A story about Python... sort of

Dave Brueck dave at pythonapocrypha.com
Mon Jul 7 02:19:41 CEST 2003

On Thursday 03 July 2003 11:48 pm, Russell Reagan wrote:
> "Dave Brueck" <dave at pythonapocrypha.com> wrote
> > > I
> > > mean, is Linux (or Windows) 'not a viable project'??
> >
> > Well, again, neither of those are "applications level" projects.
> There is a rather large industry which I'll call "computer games" that is
> rather CPU intensive, and AFAIK the vast majority of those games are
> written in C/C++. It really depends on the definition of "application
> level". If we're only including things like word processors and web
> browsers in the "application level", then there isn't a great need for C++
> in the
> "application level", 

Actually, games are a particularly good example to illustrate the point:

1) In the movement away from a lower-level language, games are probably one of 
the last hold-outs since performance often means so much.

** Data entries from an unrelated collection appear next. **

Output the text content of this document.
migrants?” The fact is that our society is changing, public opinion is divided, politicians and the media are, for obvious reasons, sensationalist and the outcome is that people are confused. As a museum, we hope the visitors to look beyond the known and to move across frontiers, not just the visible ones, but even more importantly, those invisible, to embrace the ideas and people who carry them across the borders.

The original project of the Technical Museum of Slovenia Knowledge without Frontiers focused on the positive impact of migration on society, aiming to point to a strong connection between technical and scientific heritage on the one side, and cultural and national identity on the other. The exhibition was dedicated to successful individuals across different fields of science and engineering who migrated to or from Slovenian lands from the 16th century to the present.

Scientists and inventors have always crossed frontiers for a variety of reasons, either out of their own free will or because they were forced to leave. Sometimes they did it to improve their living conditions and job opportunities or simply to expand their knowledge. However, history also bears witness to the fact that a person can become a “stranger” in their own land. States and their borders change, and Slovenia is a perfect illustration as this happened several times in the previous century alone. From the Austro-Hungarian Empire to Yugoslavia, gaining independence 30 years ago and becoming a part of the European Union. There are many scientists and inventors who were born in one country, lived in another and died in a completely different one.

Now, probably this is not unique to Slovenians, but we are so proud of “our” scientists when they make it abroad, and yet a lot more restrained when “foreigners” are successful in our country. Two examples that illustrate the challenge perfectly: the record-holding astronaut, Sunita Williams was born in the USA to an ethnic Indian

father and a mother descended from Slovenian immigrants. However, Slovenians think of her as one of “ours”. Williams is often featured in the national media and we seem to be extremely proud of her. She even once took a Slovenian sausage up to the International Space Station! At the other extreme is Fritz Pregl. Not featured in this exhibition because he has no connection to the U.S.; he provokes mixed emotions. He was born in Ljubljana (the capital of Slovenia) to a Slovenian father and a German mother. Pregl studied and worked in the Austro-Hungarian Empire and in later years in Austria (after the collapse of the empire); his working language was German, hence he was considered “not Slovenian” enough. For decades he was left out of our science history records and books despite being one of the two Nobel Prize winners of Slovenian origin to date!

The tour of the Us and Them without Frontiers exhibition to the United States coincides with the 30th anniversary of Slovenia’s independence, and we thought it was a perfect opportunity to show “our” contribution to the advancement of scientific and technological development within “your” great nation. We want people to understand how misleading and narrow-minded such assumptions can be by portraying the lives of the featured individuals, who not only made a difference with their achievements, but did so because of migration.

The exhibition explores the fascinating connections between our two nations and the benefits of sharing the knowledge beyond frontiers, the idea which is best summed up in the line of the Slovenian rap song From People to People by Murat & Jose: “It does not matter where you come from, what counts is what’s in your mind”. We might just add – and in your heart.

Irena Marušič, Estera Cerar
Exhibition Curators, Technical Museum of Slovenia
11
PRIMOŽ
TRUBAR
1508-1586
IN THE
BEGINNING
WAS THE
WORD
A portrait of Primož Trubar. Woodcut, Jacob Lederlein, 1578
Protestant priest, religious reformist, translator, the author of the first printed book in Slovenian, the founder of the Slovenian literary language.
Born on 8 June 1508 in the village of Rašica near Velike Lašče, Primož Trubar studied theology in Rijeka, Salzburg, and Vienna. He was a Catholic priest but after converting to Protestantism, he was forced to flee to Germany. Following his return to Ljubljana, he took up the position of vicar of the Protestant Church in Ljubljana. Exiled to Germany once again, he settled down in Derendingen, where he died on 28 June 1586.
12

Still, even games 
do make the transition - the transition away from assembly being the main 

2) Even the most performance-intensive games of today are already 
transitioning towards higher-level languages - is there any major 
first-person shooter or real-time strategy game coming out these days that 
doesn't boast a powerful scripting language? With each new generation of 
games the developers try to push more and more of the functionality into 
their scripting engine leaving as little as possible behind in C/C++ - the 
render loop, *some* of the AI, etc. Not only is the game customizable by the 
customers, the developers themselves prefer it because of fewer bugs and it 
makes it much easier to try new and cool stuff out.

3) More and more of the performance-intensive work is handled by hardware 
nowadays anyway - both video and audio. Furthermore, the game itself usually 
relies on a pretty rich and powerful supporting library like OpenGL or even 
DirectX, which depending on the route you take can supply a ton of the 
functionality that the game developer would normally write in C or C++.

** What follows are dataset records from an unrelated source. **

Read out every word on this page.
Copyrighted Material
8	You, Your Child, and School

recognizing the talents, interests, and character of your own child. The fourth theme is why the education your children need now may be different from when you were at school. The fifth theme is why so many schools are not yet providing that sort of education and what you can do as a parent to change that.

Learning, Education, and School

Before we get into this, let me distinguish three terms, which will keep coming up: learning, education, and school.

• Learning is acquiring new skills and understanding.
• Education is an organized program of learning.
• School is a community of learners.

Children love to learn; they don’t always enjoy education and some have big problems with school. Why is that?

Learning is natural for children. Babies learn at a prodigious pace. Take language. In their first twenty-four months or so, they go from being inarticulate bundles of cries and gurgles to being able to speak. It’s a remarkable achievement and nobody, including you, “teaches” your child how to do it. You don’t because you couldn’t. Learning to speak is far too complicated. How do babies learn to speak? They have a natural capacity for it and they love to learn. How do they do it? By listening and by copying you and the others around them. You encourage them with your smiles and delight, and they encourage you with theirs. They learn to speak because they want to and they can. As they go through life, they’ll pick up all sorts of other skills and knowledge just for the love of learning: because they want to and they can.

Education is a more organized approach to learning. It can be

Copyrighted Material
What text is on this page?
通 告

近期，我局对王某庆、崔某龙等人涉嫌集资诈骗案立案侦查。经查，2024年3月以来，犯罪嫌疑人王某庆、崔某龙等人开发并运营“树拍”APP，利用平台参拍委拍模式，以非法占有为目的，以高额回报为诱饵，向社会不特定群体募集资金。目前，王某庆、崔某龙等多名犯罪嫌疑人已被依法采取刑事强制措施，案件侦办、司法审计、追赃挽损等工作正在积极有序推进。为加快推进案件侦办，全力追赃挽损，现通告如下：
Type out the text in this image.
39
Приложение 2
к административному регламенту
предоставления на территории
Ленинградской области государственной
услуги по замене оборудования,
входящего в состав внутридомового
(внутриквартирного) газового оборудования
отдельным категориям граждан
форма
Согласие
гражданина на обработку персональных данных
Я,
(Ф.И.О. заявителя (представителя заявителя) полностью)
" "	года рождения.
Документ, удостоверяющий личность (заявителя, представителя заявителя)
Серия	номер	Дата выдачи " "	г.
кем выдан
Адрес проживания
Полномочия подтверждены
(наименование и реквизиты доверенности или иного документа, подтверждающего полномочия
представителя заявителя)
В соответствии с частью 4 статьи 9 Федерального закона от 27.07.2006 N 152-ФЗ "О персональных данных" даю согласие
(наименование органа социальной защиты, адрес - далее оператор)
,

4) All of the above mean that in many cases you already *can* do some pretty 
elaborate games in higher-level languages (the games listed on Pygame are a 
great example), and there's every indication that the trend will continue.

There came a time when it was no longer economically viable to develop an 
entire game in assembly, and IMO we've *already* passed the point where it's 
no longer economically viable to develop most games entirely in C++ - the 
time to market is too long, it's too expensive to add new features, 
recovering from early incorrect decisions is too costly, etc. Games are 
moving to higher-level languages as much as they can because it's a 
competitive advantage to do so.

> but there are certainly areas where speed and memory
> efficiency is important.

Oh, nobody disagrees with that. But due to increases in efficiency and 
decreases in prices, the number of cases is shrinking wherein speed and 
memory constraints require you to drop to a lower-level language.